J Neurol Surg B Skull Base 2016; 77 - P017
DOI: 10.1055/s-0036-1579966

An Aggressive Variant of Follicular Thyroid Carcinoma Metastasizing to the Skull Base: Case Report and Review of the Literature

Nyall London 1, Nishant Agrawal 1, Justin Bishop 2, Murray Ramanathan Jr.1
  • 1Department of Otolaryngology Head and Neck Surgery, Johns Hopkins University, Baltimore, Maryland, United States
  • 2Department of Pathology and Otolaryngology Head and Neck Surgery, Johns Hopkins University, Baltimore, Maryland, United States

Introduction: Metastasis to the skull base is rare but occurs most frequently with breast and prostate cancer. Suspicion for skull base metastasis should be elevated in patients with a history of cancer and unexpected ipsilateral cranial nerve findings. In this case report we describe the unanticipated finding of metastatic spread of poorly differentiated thyroid carcinoma to the skull base.

Case Description: The patient is a 61 year old female with a complicated past medical history of rhabdomyosarcoma of the right orbit and neck treated with a right orbital exenteration, right radical neck dissection, and a right thyroid lobectomy, radiation, and chemotherapy at age 7. Four years ago, she had new left sided thyroid nodules and underwent a left completion thyroidectomy which revealed follicular thyroid carcinoma. She was also found to have osseus metastasis of the left hemi-pelvis and was treated by both radiation to the pelvis and radioactive iodine. A repeat PET scan one year later demonstrated uptake in the left mid upper neck. She underwent a bilateral central neck dissection followed by a total laryngectomy for laryngeal invasion. Six months later, she developed new onset V2 numbness and rising thyroglobin levels prompting an MRI and PET-CT which demonstrated a skull base mass within the sphenoid bone with contiguous extension from the region of the right inferior orbital fissure, cavernous sinus, Meckel's cave, foramen ovale, and inferomedial aspect of the right middle cranial fossa. The patient was taken for an endoscopic biopsy which on pathology confirmed metastatic follicular carcinoma. The patient was subsequently treated with radiation therapy to the skull base.

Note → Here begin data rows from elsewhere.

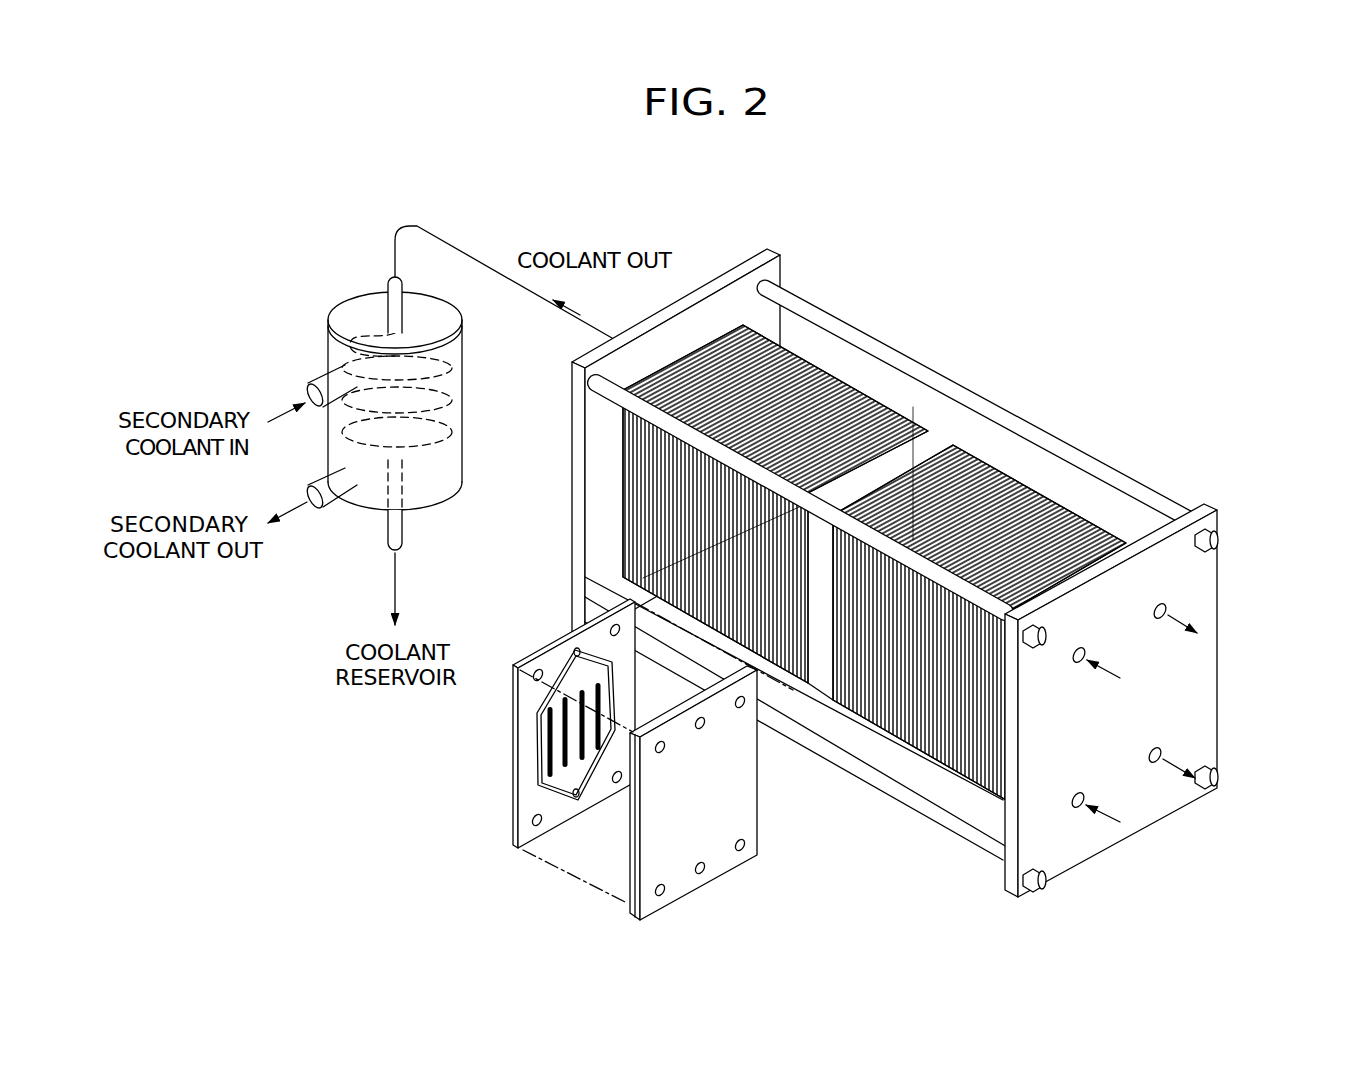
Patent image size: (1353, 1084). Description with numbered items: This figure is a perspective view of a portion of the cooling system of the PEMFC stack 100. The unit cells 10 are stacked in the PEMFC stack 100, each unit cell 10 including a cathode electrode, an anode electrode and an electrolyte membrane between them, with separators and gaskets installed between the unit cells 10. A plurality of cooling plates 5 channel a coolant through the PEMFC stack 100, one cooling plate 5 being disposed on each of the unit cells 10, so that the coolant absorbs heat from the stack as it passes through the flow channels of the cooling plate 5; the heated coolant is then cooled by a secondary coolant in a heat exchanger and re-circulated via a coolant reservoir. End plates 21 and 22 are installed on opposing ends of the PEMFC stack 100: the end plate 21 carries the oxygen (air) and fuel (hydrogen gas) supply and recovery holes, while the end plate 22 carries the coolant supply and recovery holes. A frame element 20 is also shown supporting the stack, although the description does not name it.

The PEMFC stack 100 is at (932, 549).
The cooling plate 5 is at (512, 758).
The unit cell 10 is at (738, 873).
The frame support rail 20 is at (850, 787).
The end plate 21 is at (1203, 688).
The end plate 22 is at (712, 280).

Discussion: A review of the literature suggests that skull base metastases from follicular thyroid cancer is extremely rare with less than 25 total cases reported. In this case report, we present a highly aggressive case of metastatic poorly differentiated follicular thyroid carcinoma invading the skull base. This case is unique from others given the extensive involvement of the pelvis, larynx, and aggressive infiltration of multiple skull base sites including the cavernous sinus, Meckel’s Cave, foramen ovale, and the floor of the right middle fossa. In conclusion, skull base metastasis should be on the differential diagnosis for a patient with a history of aggressive thyroid cancer and new pathologic ipsilateral cranial nerve physical exam findings.